Nikita, you actively communicate with the professional community: you speak at specialized conferences, you are a member of the IEEE and Hackathon Raptors associations, which accept only highly qualified specialists who have already proven themselves. Are there any current trends in fintech development that you would call overrated, and what, on the contrary, is developing quietly, but will soon "shoot"?

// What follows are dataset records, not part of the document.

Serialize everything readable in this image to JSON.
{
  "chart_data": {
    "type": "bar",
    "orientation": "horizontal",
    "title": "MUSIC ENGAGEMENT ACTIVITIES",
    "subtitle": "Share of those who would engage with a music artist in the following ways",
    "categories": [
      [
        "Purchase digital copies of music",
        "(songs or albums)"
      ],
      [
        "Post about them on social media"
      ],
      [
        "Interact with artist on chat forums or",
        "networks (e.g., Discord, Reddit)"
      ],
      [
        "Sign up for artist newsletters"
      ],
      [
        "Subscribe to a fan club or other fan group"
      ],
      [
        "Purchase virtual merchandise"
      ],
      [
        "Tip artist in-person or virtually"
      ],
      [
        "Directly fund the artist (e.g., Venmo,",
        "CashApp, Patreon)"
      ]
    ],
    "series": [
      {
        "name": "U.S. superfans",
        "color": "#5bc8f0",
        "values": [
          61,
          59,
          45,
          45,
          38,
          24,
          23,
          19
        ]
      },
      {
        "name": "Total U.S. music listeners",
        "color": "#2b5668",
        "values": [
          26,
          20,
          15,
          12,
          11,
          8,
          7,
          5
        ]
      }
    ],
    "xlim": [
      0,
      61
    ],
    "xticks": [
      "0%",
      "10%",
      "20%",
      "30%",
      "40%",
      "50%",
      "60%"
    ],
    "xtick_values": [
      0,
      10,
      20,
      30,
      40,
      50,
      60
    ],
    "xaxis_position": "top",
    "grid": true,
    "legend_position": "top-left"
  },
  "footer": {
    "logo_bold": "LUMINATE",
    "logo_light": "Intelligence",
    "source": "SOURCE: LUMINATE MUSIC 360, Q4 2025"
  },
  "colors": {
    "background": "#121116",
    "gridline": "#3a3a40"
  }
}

Yes, that's an interesting question. In my opinion, the direction of implementing LLM models in applications without a clear understanding of goals and limitations is currently very overrated. And this is true not only for the fintech industry, but for the entire IT industry as a whole. Most often it looks like this: "Let's add AI, because it's fashionable," — but at the same time, a real business problem is not solved. Yes, the technology is powerful, but it must be applied consciously, taking into account regulatory requirements, interpretability, and security. As a result of such ill-considered use of AI, we most often see beautiful demo versions and MVPs, but very little real benefit in production. But what, in my opinion, is underestimated and will definitely "shoot" in the near future, and in some places has already shot — is the spread of event-driven architectures and asynchronous event processing. Especially in banks, where everything used to be built on synchronous REST requests. Now, when the load is growing, and millions of operations are running in parallel, the transition to reactive approaches and the use of message brokers such as Apache Kafka or Pulsar is becoming not just a "plus", but in fact — a necessity. The trend is already noticeable: in many projects, event sourcing allows you to roll back to any recovery point, provide flexible auditing, and collect analytics close to real time without suffocating loads on databases. In addition, with this approach, there is no binding to a specific database — you can at any time configure the consumption of events from the broker to any suitable database, while changing the data structure. Another "quiet" trend, not so much related to development as to infrastructure, is the growing popularity of serverless approaches within corporations. Previously, this seemed to be the prerogative of startups, but now even large fintech companies are starting to actively use FaaS and lightweight containers to solve problems: from AML scenarios to report generation. All this speeds up time-to-market and provides flexibility — especially in conditions of limited budgets and small teams. So noise is not always an indicator of maturity, and vice versa — the most useful things often come quietly, but for a long time.